Over the last 100 years, oil has fueled industrial development, mobility and prosperity for much of the world. Future progress will be made possible by new sources of energy.
Although we have consumed only 30% of the Earth’s proven reserves, much of the remaining supply is locked away in unconventional sources like tar sands and deep water, making it far more expensive to extract. As we spend more on production and approach what has been termed “peak oil”, further pressure is expected from new demand from industrializing countries such as China and India.
Renewable energy is the most attractive alternative moving forward. However, even though the Earth’s endowment of sun, wind, wave, river and geothermal resources are more than enough to meet our energy needs, only 2% of global electricity (and an even lower percentage of transportation energy) is currently generated by non-hydro renewable sources.
The recent growth in investment in renewable energy is encouraging. A study sponsored by the United Nations found that the 2007 global investment in renewable energy totaled $148.4 billion USD, up 60% from 2006. Much of this increase has come from solar energy and wind power, whose prices have declined steeply over the past few years. Yet, without technological breakthroughs, further cost reductions are dependent on volume scaling and the ability to capture off-peak generation.
The economics of renewables create an extraordinary opportunity for transportation. But the economics of transportation also create an extraordinary opportunity for renewables. A transition from our current system – in which 98% of transportation is powered by oil products – to an electric transportation system based on renewables, would benefit both renewable energy and transportation.

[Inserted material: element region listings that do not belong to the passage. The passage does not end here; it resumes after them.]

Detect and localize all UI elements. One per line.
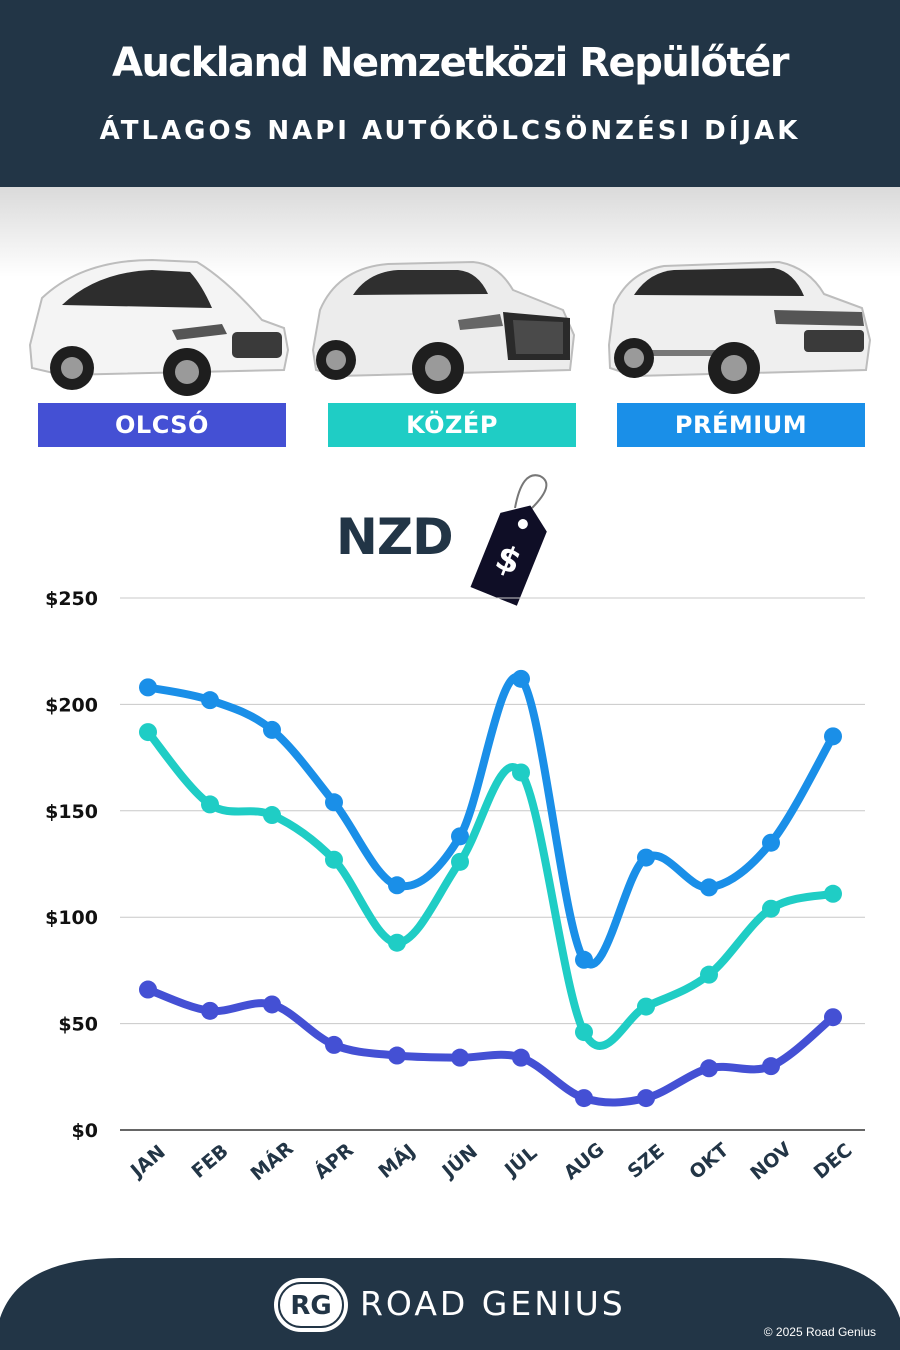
x-tick-label: NOV: [746, 1138, 796, 1185]
data-point: [824, 1008, 842, 1027]
page-title: Auckland Nemzetközi Repülőtér: [112, 40, 789, 86]
y-tick-label: $100: [45, 907, 98, 929]
x-tick-label: OKT: [685, 1139, 733, 1184]
hatchback-car-icon: [28, 258, 290, 396]
header-banner: Auckland Nemzetközi Repülőtér ÁTLAGOS NA…: [0, 0, 900, 187]
data-point: [700, 965, 718, 984]
data-point: [451, 827, 469, 846]
data-point: [512, 669, 530, 688]
y-tick-label: $50: [58, 1014, 98, 1036]
road-genius-logo-icon: RG: [274, 1278, 348, 1332]
category-badge-mid: KÖZÉP: [328, 403, 576, 447]
data-point: [451, 852, 469, 871]
currency-label: NZD: [336, 508, 454, 566]
data-point: [575, 1089, 593, 1108]
data-point: [325, 793, 343, 812]
logo-text: RG: [290, 1291, 331, 1321]
data-point: [637, 997, 655, 1016]
x-tick-label: DEC: [810, 1139, 857, 1183]
data-point: [700, 1059, 718, 1078]
data-point: [512, 1048, 530, 1067]
data-point: [139, 678, 157, 697]
y-tick-label: $250: [45, 588, 98, 610]
series-line: [144, 728, 837, 1050]
suv-car-icon: [311, 260, 576, 394]
data-point: [637, 1089, 655, 1108]
data-point: [325, 850, 343, 869]
data-point: [388, 876, 406, 895]
series-line: [144, 985, 837, 1107]
data-point: [824, 884, 842, 903]
y-tick-label: $150: [45, 801, 98, 823]
data-point: [451, 1048, 469, 1067]
data-point: [575, 950, 593, 969]
price-tag-icon: $: [470, 474, 548, 606]
premium-suv-car-icon: [607, 260, 872, 394]
data-point: [139, 723, 157, 742]
x-tick-label: MÁR: [246, 1136, 298, 1185]
data-point: [201, 1001, 219, 1020]
data-point: [201, 795, 219, 814]
data-point: [388, 933, 406, 952]
x-tick-label: SZE: [624, 1140, 669, 1183]
footer-banner: [0, 1258, 900, 1350]
data-point: [263, 995, 281, 1014]
brand-name: ROAD GENIUS: [360, 1284, 626, 1323]
x-tick-label: AUG: [560, 1138, 609, 1184]
copyright-text: © 2025 Road Genius: [763, 1325, 876, 1339]
data-point: [575, 1023, 593, 1042]
category-badge-economy: OLCSÓ: [38, 403, 286, 447]
category-badge-premium: PRÉMIUM: [617, 403, 865, 447]
x-tick-label: FEB: [188, 1140, 233, 1183]
data-point: [325, 1035, 343, 1054]
data-point: [139, 980, 157, 999]
data-point: [201, 691, 219, 710]
x-tick-label: JAN: [125, 1141, 170, 1183]
page-subtitle: ÁTLAGOS NAPI AUTÓKÖLCSÖNZÉSI DÍJAK: [99, 116, 801, 146]
data-point: [388, 1046, 406, 1065]
x-tick-label: JÚN: [436, 1139, 482, 1183]
data-point: [263, 720, 281, 739]
data-point: [824, 727, 842, 746]
rental-price-line-chart: $0 $50 $100 $150 $200 $250 JAN FEB MÁR ÁPR MÁJ JÚN…: [45, 588, 865, 1185]
data-point: [762, 833, 780, 852]
x-tick-label: ÁPR: [310, 1138, 358, 1184]
data-point: [700, 878, 718, 897]
series-line: [144, 672, 837, 969]
data-point: [263, 806, 281, 825]
data-point: [512, 763, 530, 782]
data-point: [762, 899, 780, 918]
x-tick-label: MÁJ: [374, 1139, 420, 1183]
data-point: [637, 848, 655, 867]
y-tick-label: $0: [72, 1120, 98, 1142]
y-tick-label: $200: [45, 694, 98, 716]
data-point: [762, 1057, 780, 1076]
x-tick-label: JÚL: [498, 1140, 541, 1182]
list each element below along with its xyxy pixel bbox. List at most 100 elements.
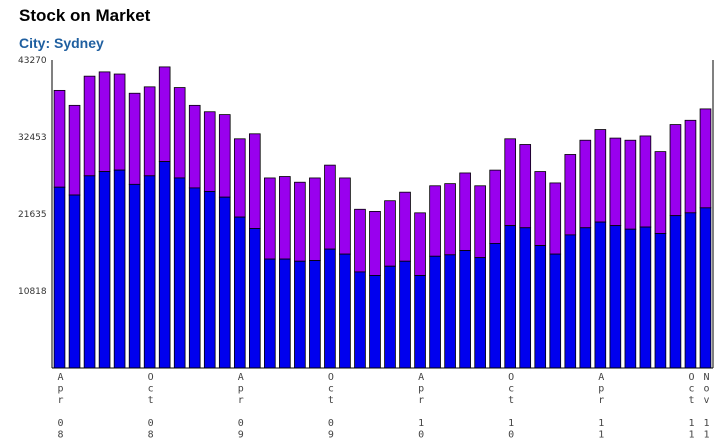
bar-lower-20 [354,271,366,369]
bar-lower-29 [489,243,501,369]
bar-upper-19 [339,177,351,255]
chart-subtitle: City: Sydney [19,35,104,51]
bar-upper-25 [429,185,441,257]
bar-upper-30 [504,138,517,227]
bar-upper-38 [624,139,637,230]
bar-upper-40 [654,151,667,234]
bar-upper-32 [534,171,547,246]
bar-upper-8 [173,87,186,179]
bar-upper-42 [684,119,697,214]
bar-lower-40 [654,233,667,369]
bar-lower-37 [609,225,622,369]
chart-title: Stock on Market [19,6,151,25]
bar-upper-20 [354,208,366,273]
bar-lower-30 [504,225,517,369]
bar-lower-7 [158,161,171,369]
bar-lower-31 [519,227,532,369]
y-tick-label-3: 43270 [18,56,47,66]
bar-upper-34 [564,154,577,236]
bar-lower-2 [83,175,96,369]
bar-upper-35 [579,139,592,229]
bar-upper-43 [699,108,712,209]
bar-lower-12 [233,216,246,369]
bar-upper-0 [53,89,66,188]
bar-lower-21 [369,275,381,369]
bar-lower-23 [399,260,411,369]
bar-lower-14 [264,258,276,369]
y-tick-label-2: 32453 [18,133,47,143]
bar-upper-23 [399,191,411,262]
bar-upper-33 [549,182,562,255]
bar-upper-26 [444,183,456,256]
bar-upper-27 [459,172,471,251]
bar-lower-39 [639,226,652,369]
bar-lower-6 [143,175,156,369]
bar-upper-18 [324,164,336,250]
bar-lower-17 [309,260,321,369]
bar-upper-12 [233,138,246,218]
bar-upper-3 [98,71,111,172]
bar-lower-4 [113,169,126,369]
bar-lower-15 [279,258,291,369]
bar-lower-3 [98,171,111,369]
bar-lower-34 [564,234,577,369]
bar-lower-0 [53,186,66,369]
bar-lower-10 [203,191,216,369]
bar-lower-32 [534,245,547,369]
bar-upper-21 [369,210,381,276]
bar-lower-16 [294,260,306,369]
bar-upper-1 [68,104,81,196]
y-axis-ticks: 10818 21635 32453 43270 [18,56,47,297]
bar-lower-38 [624,228,637,369]
bar-lower-26 [444,254,456,369]
bar-lower-41 [669,215,682,369]
bar-upper-9 [188,104,201,189]
bar-lower-35 [579,227,592,369]
bar-lower-5 [128,183,141,369]
bar-lower-28 [474,257,486,369]
bar-lower-8 [173,177,186,369]
bar-upper-4 [113,73,126,171]
bar-lower-13 [248,228,261,369]
bar-lower-18 [324,248,336,369]
bar-upper-37 [609,137,622,227]
bar-lower-33 [549,253,562,369]
bar-upper-16 [294,181,306,262]
bar-upper-10 [203,111,216,192]
bar-upper-2 [83,75,96,177]
bar-upper-5 [128,92,141,185]
bar-upper-36 [594,129,607,223]
bar-lower-22 [384,265,396,369]
bar-lower-11 [218,196,231,369]
bar-lower-43 [699,207,712,369]
bar-lower-36 [594,221,607,369]
axes-group [51,60,714,369]
bar-lower-9 [188,187,201,369]
bar-lower-42 [684,212,697,369]
bars-group [53,66,712,369]
bar-upper-39 [639,135,652,228]
bar-upper-13 [248,133,261,229]
bar-upper-41 [669,124,682,217]
bar-upper-7 [158,66,171,162]
bar-upper-22 [384,200,396,267]
bar-upper-14 [264,177,276,260]
y-tick-label-1: 21635 [18,210,47,220]
bar-upper-11 [218,114,231,198]
bar-lower-27 [459,250,471,369]
bar-upper-31 [519,144,532,229]
bar-upper-15 [279,176,291,260]
bar-upper-29 [489,169,501,244]
bar-upper-17 [309,177,321,261]
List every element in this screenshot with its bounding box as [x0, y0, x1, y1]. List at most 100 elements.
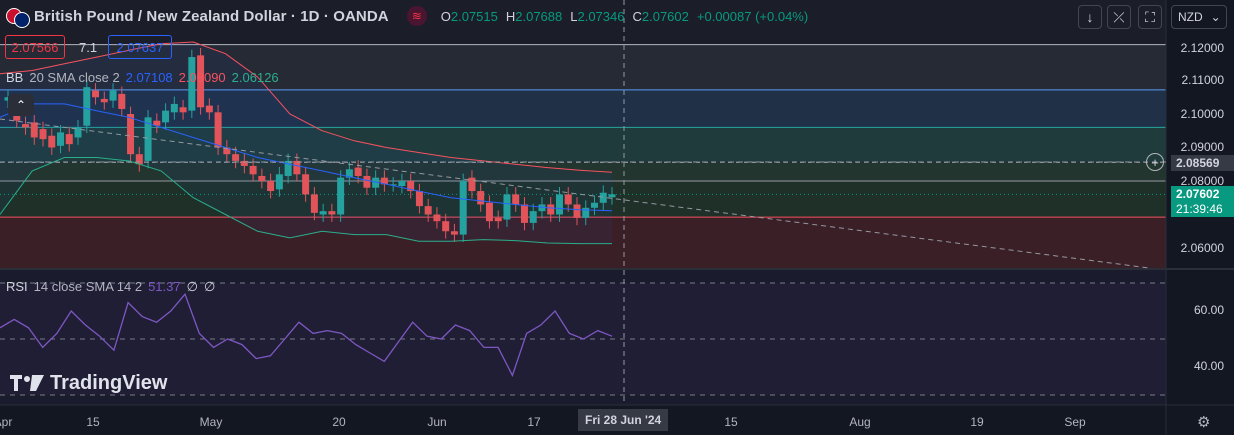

First, an electric vehicle system can take advantage of underutilized electricity, reducing oil consumption and providing resources for renewable development. U.S. government research shows that 73% of its domestic light vehicles could be replaced by EVs without requiring any additional capacity when the EV system is complemented with a “smart grid” that optimally manages the flow of available electricity. Second, EVs can alleviate the problems of intermittency, unpredictability and off-peak generation that have hindered the progress of renewable energy in the past. Third, because EVs offer energy efficiency up to three times greater than that of gasoline-powered vehicles, EVs reduce the overall burden on energy resources.
Denmark, for example, presents a strong case for the economics of the transition. Denmark’s wind farms generate electricity at variable rates caused by unpredictable changes in wind patterns. Further, the wind farms generate much of their electricity at night, when winds are high but demand for electricity is low. If a critical mass of EVs is plugged in at night, they collectively serve as a distributed energy storage device that absorbs renewable energy as it become available, which then powers transportation the following day. Denmark’s DONG Energy estimates that the country’s entire fleet of 2 million passenger vehicles – if replaced with EVs – could run on fewer than 750 windmills (or about 60% of the installed wind capacity Denmark has right now).